Person of day - 25 AUGUST 2020
The future creator of the ratings system that underpins modern chess was born in Hungary, in a town called Egyházaskesző, near Papa. In 1913, he emigrated with his parents to the US, where he would live his whole life.
He was not a professional chess player: after school, he enrolled in University of Chicago, where he graduated in 1935, after which he became a professor of physics and astronomy of Marquette Catholic University. Elo was a professional scientist and a decent chess player,a national master. He was the eight-time champion of Wisconsin, he drew against Reuben Fine twice and he even played in the US championship against a 14-year-old Robert Fischer. From 1935 onwards, he worked in different positions at the American Chess Federation before joining FIDE.
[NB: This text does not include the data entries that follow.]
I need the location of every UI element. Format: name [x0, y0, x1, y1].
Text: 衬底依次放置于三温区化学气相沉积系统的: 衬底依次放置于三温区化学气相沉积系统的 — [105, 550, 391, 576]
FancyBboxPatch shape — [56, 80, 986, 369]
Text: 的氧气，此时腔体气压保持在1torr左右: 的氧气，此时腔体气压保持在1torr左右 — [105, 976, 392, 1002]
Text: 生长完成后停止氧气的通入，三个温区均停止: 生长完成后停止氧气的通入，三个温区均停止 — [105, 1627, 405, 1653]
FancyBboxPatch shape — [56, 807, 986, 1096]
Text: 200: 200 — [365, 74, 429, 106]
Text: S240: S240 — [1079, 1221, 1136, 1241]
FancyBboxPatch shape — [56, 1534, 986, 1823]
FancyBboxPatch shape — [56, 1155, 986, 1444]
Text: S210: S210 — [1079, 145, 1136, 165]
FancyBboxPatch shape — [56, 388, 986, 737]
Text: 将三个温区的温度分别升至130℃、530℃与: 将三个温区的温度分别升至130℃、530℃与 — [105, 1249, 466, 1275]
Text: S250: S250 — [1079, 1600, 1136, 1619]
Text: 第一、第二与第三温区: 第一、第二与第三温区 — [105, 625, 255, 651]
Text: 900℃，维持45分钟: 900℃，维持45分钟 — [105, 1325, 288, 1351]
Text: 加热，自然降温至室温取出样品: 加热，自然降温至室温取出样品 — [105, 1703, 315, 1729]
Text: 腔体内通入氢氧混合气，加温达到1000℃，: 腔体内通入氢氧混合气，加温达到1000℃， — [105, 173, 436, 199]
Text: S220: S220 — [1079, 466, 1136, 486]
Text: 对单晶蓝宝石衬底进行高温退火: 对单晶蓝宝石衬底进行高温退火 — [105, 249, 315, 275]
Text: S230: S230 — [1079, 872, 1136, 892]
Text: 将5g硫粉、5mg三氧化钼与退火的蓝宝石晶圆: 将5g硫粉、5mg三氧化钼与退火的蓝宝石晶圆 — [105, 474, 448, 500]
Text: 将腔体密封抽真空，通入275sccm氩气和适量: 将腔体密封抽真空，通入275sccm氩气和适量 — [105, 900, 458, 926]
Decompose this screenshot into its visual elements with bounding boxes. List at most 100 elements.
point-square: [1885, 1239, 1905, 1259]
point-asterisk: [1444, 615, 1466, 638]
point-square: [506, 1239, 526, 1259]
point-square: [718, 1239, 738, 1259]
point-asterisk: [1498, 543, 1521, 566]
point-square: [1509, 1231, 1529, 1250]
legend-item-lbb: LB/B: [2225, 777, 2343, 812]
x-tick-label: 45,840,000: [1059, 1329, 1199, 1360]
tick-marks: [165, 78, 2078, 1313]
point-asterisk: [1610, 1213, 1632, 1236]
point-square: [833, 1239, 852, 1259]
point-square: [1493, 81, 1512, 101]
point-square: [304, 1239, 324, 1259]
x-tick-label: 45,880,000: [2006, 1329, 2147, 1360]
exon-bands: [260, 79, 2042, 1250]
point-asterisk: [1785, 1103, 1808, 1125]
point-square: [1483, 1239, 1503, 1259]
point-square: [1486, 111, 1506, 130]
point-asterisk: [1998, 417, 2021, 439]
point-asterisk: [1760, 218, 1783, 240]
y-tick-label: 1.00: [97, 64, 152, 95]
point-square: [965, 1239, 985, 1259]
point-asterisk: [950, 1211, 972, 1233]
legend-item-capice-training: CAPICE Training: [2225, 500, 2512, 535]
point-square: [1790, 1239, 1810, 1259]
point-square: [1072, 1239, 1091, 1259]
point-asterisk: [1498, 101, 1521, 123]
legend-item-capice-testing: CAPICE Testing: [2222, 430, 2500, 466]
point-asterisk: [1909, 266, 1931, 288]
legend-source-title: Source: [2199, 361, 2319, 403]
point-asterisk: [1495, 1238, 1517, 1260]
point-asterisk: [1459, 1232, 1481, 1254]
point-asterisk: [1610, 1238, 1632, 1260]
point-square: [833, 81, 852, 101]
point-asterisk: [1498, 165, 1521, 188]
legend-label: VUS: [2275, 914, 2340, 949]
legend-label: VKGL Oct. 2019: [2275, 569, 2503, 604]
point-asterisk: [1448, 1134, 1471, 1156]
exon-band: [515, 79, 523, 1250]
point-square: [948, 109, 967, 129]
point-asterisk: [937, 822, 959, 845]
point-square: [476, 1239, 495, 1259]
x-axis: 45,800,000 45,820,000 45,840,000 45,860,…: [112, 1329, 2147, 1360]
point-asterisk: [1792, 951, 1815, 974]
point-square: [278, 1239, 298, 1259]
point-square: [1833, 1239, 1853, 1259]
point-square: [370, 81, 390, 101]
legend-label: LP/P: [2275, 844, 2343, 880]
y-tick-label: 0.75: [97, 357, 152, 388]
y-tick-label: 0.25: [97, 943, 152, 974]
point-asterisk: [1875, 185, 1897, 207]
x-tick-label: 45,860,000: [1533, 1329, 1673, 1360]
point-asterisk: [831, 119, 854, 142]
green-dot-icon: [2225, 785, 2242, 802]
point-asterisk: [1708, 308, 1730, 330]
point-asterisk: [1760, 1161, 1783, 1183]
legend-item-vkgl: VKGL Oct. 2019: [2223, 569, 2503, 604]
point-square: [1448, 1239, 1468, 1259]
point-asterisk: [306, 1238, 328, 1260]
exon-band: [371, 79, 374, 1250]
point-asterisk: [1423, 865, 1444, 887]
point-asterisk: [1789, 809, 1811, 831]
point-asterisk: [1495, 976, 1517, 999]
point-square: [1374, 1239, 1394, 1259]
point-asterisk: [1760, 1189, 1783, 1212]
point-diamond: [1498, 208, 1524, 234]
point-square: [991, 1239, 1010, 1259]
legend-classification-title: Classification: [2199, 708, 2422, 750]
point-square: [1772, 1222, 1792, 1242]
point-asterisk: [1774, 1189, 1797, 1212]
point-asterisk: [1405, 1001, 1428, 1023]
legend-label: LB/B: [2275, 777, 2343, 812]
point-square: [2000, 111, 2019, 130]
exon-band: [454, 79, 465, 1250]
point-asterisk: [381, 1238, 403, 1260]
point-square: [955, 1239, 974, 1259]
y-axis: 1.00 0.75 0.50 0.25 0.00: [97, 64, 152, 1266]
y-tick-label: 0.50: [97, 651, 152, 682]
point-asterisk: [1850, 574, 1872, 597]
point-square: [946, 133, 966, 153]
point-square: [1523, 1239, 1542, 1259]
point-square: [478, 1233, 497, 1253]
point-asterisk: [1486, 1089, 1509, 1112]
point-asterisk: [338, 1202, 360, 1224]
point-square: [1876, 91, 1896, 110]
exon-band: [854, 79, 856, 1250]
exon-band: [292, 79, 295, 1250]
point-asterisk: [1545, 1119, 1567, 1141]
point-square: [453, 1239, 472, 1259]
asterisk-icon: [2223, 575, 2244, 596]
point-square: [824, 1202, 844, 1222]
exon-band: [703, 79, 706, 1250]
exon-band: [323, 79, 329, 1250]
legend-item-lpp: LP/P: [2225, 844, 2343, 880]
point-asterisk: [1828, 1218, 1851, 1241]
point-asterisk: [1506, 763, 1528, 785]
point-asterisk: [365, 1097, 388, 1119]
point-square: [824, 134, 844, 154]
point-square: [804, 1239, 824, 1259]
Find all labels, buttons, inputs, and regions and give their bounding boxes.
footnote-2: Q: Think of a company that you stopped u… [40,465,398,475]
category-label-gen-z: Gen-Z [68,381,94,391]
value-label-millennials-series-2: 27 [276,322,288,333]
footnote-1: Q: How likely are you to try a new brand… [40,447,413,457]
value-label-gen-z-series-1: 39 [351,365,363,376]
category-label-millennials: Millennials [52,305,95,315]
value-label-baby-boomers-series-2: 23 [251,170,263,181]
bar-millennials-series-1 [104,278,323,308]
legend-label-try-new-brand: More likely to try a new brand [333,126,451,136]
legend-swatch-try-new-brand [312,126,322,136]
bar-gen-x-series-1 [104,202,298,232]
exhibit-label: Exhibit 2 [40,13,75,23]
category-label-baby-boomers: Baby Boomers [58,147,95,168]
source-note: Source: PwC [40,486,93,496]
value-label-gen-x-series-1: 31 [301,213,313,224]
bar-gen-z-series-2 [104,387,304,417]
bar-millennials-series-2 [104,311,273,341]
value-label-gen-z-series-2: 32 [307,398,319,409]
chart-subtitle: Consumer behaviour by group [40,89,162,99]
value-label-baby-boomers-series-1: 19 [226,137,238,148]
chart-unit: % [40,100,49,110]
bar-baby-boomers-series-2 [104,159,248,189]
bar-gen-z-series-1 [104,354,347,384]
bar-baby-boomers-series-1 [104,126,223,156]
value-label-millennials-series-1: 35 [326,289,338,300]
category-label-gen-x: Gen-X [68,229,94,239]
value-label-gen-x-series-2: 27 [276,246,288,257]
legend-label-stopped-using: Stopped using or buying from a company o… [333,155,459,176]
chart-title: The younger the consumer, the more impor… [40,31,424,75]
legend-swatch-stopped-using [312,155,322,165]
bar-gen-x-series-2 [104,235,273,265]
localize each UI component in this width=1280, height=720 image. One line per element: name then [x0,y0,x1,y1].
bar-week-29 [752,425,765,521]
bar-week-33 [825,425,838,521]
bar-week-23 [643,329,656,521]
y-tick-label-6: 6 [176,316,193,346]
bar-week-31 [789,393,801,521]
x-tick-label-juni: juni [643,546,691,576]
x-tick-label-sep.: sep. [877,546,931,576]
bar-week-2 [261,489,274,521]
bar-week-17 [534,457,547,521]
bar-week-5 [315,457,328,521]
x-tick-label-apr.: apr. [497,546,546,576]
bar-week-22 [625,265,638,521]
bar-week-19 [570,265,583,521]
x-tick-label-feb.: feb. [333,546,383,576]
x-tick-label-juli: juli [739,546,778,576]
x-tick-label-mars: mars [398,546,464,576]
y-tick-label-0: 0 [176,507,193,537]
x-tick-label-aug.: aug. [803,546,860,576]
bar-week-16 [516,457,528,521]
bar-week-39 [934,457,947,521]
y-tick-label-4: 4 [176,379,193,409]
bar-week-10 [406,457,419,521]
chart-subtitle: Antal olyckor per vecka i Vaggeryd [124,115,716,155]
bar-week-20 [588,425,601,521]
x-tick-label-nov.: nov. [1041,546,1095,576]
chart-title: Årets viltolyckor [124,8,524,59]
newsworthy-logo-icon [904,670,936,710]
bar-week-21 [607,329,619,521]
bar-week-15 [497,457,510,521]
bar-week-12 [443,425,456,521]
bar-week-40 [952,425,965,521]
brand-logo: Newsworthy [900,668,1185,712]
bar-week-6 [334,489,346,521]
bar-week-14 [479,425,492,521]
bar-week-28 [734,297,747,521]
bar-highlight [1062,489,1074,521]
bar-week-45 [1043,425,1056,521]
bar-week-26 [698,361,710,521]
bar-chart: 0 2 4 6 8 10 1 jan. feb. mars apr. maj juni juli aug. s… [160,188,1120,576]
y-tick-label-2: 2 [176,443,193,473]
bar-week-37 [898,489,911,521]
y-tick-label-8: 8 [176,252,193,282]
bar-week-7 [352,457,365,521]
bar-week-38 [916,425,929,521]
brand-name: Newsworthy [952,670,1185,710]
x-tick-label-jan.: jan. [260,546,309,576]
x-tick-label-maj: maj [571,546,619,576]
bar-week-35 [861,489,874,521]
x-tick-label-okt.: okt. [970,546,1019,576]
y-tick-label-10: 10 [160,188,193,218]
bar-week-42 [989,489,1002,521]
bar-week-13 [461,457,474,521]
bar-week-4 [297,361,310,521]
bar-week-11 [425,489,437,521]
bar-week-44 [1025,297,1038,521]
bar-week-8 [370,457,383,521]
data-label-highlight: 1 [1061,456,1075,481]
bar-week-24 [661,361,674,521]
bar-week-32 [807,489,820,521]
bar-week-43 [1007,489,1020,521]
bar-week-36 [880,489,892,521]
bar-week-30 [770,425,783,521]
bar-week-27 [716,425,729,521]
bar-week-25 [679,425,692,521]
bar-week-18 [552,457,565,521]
Arpad Elo attained worldwide fame with his system of calculating individual ratings. In 1959, he was asked by President Jerry Spann to join the commission on reviewing and improving the system of individual coefficients that was used by the federation to calculate the relative strength of each player. This system was beset by a few fundamental shortcomings: for example, it enabled a chess player who lost every single match in a tournament to improve his rating, and vice versa. Arpad Elo’s ideas were used to design a new system that offered greater statistical accuracy because it was based on the expected result that depended on the relative strength of the players.
The Elo system was adopted by the US Chess Federation in 1960 and by FIDE in 1970. The system was sufficiently straightforward to make calculations without machines. At first, Arpad Elo calculated the ratings of all chess players since he was heading FIDE’s qualifications commission for 15 years. Professor Elo’s system is used by FIDE to this day, with minor modifications.
Meanwhile, Elo urged others not to attach universal applicability to his system. “Very often, people that aren’t familiar with the natural limitations of statistics expect too much from ratings. Ratings only compare achievements, nothing more and nothing less…determining a chess player’s rating is similar to determining a float’s position on the waves or a line attached to a fishing rod that is moved around by the wind” he wrote in 1962 in an article for Chess Life.
In 1988, Professor Arpad Elo was included in the American Chess Federation’s Hall of Fame. He died on 5th November 1992.